For -f directories, confirm you are not picking up a stray manifest from an old experiment.

--dry-run=server is worth the seconds when the API can validate admission.

Helm

Values files drift from chart defaults in ways that are invisible in a one-line PR. Render and diff.

Chart version bumps can change labels and selectors in ways that orphan ReplicaSets. Read release notes.

Upgrades with --wait — does the reviewer know what “wait” considers success? A broken probe can block forever.

Rollback with Helm is not always symmetric if hooks or CRDs changed. Say that in the brief.

GitOps (Argo CD and kin)

The apply happens later, which is good for review and bad for complacency. Merge is not deploy; sync is deploy. Review both if auto-sync is on.

Watch for override parameters, --force sync options, and prune settings. Prune deletes things not in Git. That is powerful and easy to approve without understanding.

Drift from manual kubectl is a trust problem. If someone patched production last week, your reviewed Git change may fight the cluster at sync time. Cross-check includes “is the live state what we think?”

Multi-source apps and Helm umbrellas multiply diff noise. Slow down when the PR touches three charts and a Kustomize overlay.

PM and ticket mindset without the PM title

You do not need a project manager to think like one for config changes. You need a brief.

Before the review, the author writes five lines in the ticket or PR description:

User or system outcome expected.
Clusters/namespaces affected.
Rollback steps.
Metrics or logs to watch for fifteen minutes after.
Owner on call if it goes wrong.

The reviewer checks the change against those five lines. If the diff solves a different problem than the ticket, stop.

This is how flight briefings worked: same data, two people, explicit go/no-go. The PM mindset is really “no surprise changes.” Surprises belong in incidents, not in deploys.

When to escalate beyond a peer review

Some changes deserve a wider room:

First apply of a new CRD or operator with cluster-wide permissions.
IAM, cert trust, or identity provider changes.
Storage class or default StorageClass changes.
Network paths for regulated data.
Anything that touches shared platform namespaces other teams rely on.

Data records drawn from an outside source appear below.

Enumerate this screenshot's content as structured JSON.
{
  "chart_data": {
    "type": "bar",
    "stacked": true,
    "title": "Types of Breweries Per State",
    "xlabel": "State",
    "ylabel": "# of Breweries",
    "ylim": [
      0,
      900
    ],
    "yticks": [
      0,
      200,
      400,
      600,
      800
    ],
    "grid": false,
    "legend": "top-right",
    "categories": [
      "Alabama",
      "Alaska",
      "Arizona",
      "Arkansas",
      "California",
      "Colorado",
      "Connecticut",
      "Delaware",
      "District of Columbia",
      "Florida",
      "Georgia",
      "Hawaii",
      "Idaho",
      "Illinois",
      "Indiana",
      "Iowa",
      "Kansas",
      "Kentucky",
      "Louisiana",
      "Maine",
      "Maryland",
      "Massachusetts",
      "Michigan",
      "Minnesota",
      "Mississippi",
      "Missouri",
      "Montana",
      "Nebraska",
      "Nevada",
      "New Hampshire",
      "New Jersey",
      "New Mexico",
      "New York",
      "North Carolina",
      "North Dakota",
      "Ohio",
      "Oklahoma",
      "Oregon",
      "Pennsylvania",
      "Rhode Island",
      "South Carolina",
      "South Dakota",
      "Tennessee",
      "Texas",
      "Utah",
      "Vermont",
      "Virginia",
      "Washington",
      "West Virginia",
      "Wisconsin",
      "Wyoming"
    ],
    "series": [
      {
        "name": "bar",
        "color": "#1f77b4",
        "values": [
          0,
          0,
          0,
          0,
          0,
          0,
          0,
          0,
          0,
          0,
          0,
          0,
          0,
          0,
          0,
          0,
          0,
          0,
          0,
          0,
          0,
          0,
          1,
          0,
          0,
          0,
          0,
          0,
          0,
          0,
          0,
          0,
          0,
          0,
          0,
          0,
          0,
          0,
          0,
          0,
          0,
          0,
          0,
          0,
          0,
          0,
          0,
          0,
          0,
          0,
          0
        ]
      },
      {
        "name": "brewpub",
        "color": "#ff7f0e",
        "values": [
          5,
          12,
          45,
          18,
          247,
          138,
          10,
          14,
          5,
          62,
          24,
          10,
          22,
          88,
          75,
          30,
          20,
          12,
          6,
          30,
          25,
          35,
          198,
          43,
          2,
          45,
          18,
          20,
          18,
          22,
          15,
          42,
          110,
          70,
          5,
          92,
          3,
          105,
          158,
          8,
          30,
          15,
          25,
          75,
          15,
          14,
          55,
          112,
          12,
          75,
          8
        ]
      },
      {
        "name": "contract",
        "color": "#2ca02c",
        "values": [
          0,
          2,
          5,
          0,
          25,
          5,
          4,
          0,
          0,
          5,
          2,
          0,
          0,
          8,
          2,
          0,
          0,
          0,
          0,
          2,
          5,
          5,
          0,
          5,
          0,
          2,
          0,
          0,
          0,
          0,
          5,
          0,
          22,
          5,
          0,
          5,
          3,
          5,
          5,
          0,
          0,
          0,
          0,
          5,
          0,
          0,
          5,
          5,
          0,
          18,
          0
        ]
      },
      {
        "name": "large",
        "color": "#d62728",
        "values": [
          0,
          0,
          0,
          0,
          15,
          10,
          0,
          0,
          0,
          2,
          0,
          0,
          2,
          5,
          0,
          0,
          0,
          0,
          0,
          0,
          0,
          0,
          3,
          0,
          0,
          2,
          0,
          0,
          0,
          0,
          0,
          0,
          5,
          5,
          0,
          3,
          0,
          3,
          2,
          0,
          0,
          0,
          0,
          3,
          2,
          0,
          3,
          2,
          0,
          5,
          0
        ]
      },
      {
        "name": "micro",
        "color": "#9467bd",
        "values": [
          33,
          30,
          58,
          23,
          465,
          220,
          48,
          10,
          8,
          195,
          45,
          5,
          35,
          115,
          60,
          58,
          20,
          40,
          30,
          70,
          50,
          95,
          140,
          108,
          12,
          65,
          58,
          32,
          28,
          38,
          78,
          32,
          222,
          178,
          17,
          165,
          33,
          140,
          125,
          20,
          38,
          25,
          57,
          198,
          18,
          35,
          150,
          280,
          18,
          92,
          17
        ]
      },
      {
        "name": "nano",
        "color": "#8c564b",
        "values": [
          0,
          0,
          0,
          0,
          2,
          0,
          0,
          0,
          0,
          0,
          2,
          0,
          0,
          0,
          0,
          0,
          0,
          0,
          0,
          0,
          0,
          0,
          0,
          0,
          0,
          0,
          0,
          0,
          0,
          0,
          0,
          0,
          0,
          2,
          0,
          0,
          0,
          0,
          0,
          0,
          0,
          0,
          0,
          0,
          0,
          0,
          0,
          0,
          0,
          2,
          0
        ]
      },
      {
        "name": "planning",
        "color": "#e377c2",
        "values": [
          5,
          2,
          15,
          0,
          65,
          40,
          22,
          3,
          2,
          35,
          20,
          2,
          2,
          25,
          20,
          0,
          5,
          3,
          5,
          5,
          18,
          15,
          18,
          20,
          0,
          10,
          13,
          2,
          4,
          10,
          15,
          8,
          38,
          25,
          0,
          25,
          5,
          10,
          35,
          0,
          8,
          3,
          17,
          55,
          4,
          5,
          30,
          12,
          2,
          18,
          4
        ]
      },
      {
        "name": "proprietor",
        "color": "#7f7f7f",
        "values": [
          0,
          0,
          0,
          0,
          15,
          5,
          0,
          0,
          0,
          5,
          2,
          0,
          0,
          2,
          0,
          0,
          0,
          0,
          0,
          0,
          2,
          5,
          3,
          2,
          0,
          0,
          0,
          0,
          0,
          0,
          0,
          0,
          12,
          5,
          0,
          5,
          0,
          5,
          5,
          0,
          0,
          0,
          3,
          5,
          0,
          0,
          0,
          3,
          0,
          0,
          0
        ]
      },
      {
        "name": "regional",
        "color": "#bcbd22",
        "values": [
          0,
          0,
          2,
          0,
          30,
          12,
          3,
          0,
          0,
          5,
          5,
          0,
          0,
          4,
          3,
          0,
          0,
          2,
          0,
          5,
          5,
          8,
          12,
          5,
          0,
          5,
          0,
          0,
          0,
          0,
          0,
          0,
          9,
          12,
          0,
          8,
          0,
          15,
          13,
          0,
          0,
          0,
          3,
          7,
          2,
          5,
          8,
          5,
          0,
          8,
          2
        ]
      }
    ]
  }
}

Escalation is not shame. It is scope recognition.

I have seen teams skip this because the YAML looked small. A ten-line ClusterRoleBinding can grant more than a hundred-line Deployment.

What I still get wrong

I rush when I am the expert. Expertise makes me skip read-back because “I have done this a hundred times.” That is when I apply the wrong overlay.

I treat Git merge as done when it is only halfway. The PR was reviewed; the sync at 2 a.m. was not.

I forget that reviewers need context time. Dropping a PR and pinging “need this in ten minutes” guarantees theater.

I solo-apply when I am embarrassed about the mistake that led to the fix. Embarrassment is not a risk model.

Closing

Cross-checking config is not about distrust of individuals. It is about respecting complexity and human limits. Aviation did not invent this because copilots are decorative. It invented it because the approach is safer when two people agree on what the instruments say.

Try it on the next change that would wake someone up if it failed: a peer, a short checklist, a read-back of context and rollback. No guru required. Just a habit that survives tired Tuesday afternoons.

If you want one concrete starting point, add a PR template field: “Reviewer verified cluster/namespace and rollback.” Check that box only after someone other than the author says it out loud. Small friction, real safety.